SORTIE MUSCLÉE DU GOUVERNEMENT

À Québec, l'emploi du temps de M. Lapointe le jour de la tempête a provoqué une sortie musclée du gouvernement Couillard. Le ministre de la Sécurité publique, Martin Coiteux, a confirmé qu'il envisageait d'interdire aux officiers de la SQ d'occuper un emploi à l'extérieur de leurs fonctions.

« Les gradés de la police qui ont un travail extrêmement exigeant à faire doivent avoir toute l'attention nécessaire pour le faire. »

- Martin Coiteux

« Donc, moi, je me pose des questions, a dit M. Coiteux. La haute direction de la SQ se pose des questions puisqu'elle révise ses pratiques, et moi, je m'attends à ce qu'elle fasse ça. »

M. Coiteux s'est dit prêt à envisager un recours à la voie législative pour interdire le double emploi.

« S'il faut qu'on le fasse, on va le faire », a résumé le ministre.

Québec a modifié la Loi sur la police dans le milieu des années 80 pour permettre le double emploi. À l'époque, des policiers avaient porté plainte à la Commission des droits de la personne parce que la loi était très restrictive. Il était, par exemple, interdit pour un policier d'exercer ses fonctions si sa conjointe était propriétaire d'un bar.

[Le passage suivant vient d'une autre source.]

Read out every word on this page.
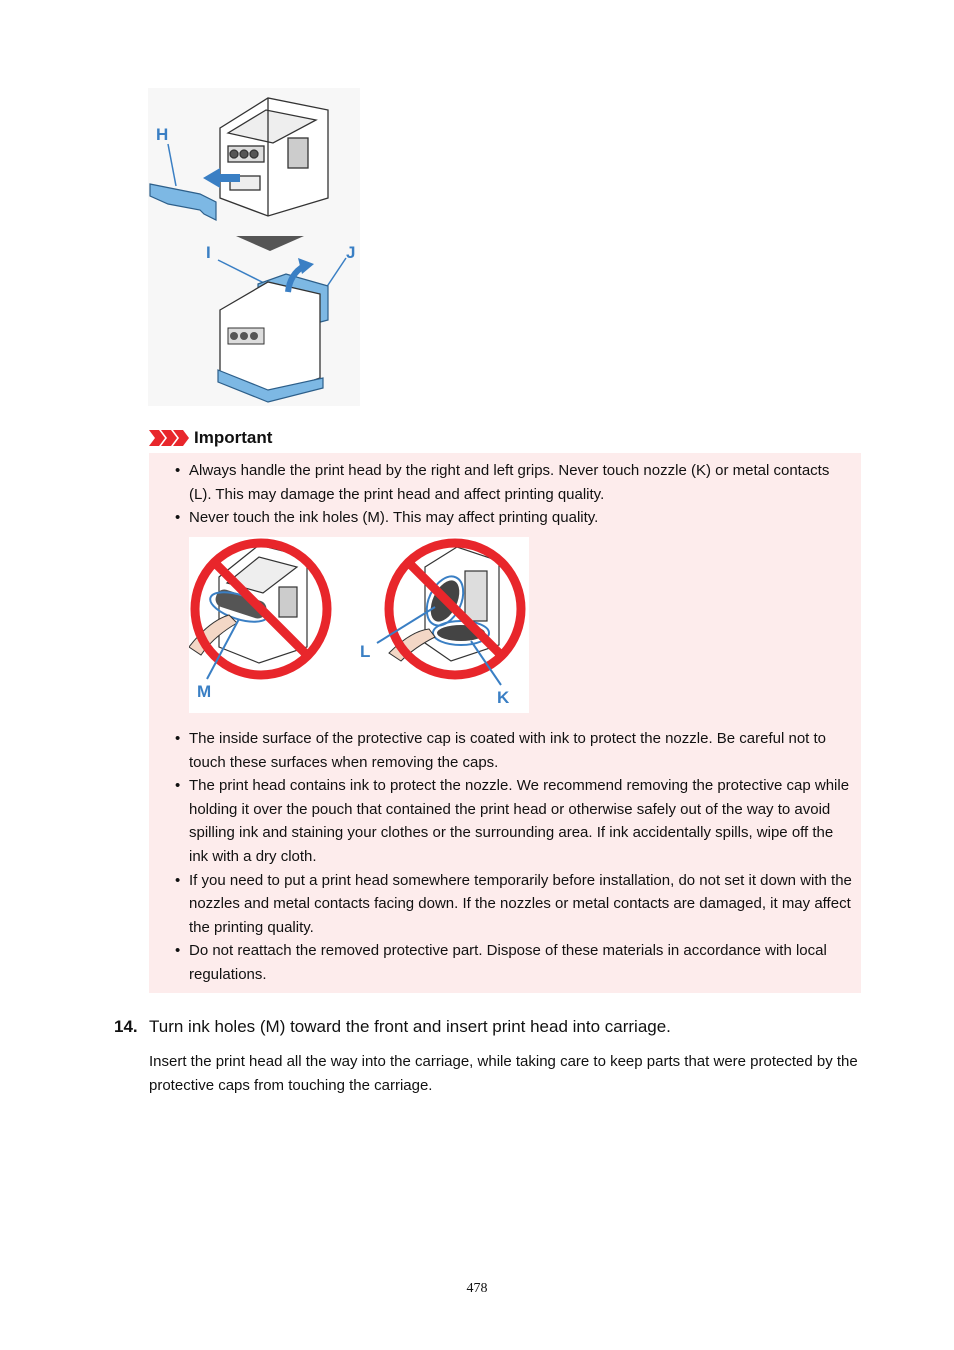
H
I	J
Important
• Always handle the print head by the right and left grips. Never touch nozzle (K) or metal contacts (L). This may damage the print head and affect printing quality.
• Never touch the ink holes (M). This may affect printing quality.
M
L
K
• The inside surface of the protective cap is coated with ink to protect the nozzle. Be careful not to touch these surfaces when removing the caps.
• The print head contains ink to protect the nozzle. We recommend removing the protective cap while holding it over the pouch that contained the print head or otherwise safely out of the way to avoid spilling ink and staining your clothes or the surrounding area. If ink accidentally spills, wipe off the ink with a dry cloth.
• If you need to put a print head somewhere temporarily before installation, do not set it down with the nozzles and metal contacts facing down. If the nozzles or metal contacts are damaged, it may affect the printing quality.
• Do not reattach the removed protective part. Dispose of these materials in accordance with local regulations.
14. Turn ink holes (M) toward the front and insert print head into carriage.
Insert the print head all the way into the carriage, while taking care to keep parts that were protected by the protective caps from touching the carriage.
478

À l'époque, beaucoup de policiers voulaient un assouplissement législatif, car ils souhaitaient enseigner les techniques policières.

L'OPPOSITION OUVERTE

La possibilité de réviser la loi, 30 ans plus tard, a reçu un accueil favorable chez les partis de l'opposition.

Le député du Parti québécois, Pascal Bérubé, s'est montré favorable à une interdiction du double emploi. Mais avant d'en arriver là, il demande au gouvernement de dresser un inventaire des emplois occupés par tous les officiers et syndiqués de la SQ.

« Ça les place potentiellement, avec leurs activités commerciales et leurs autres emplois, dans des situations de vulnérabilité, a dit M. Bérubé. [...] Il me semble que c'est une vocation qui mérite qu'on s'y consacre totalement. »

Le chef de la Coalition avenir Québec, François Legault, et le député de Québec solidaire, Amir Khadir, ont abondé dans le même sens.

« Je pense que rendu à un certain niveau de responsabilité, c'est le genre d'emploi qui ne devrait pas être cumulé, a dit M. Legault. Ça devrait être une job à temps plein. »

« Je suis juste étonné que c'est maintenant qu'on se réveille », a renchéri M. Khadir.

- Avec la collaboration de Denis Lessard, La Presse

Michel Lapointe. Officier de la Sureté du Québec, Agent Immobilier

photo tirée d'un document de la Sûreté du Québec

Le capitaine de la Sûreté du Québec Michel Lapointe est actuellement relevé de ses fonctions, le temps que se déroule l'enquête interne relative à l'intervention sur l'autoroute 13 le soir de la tempête.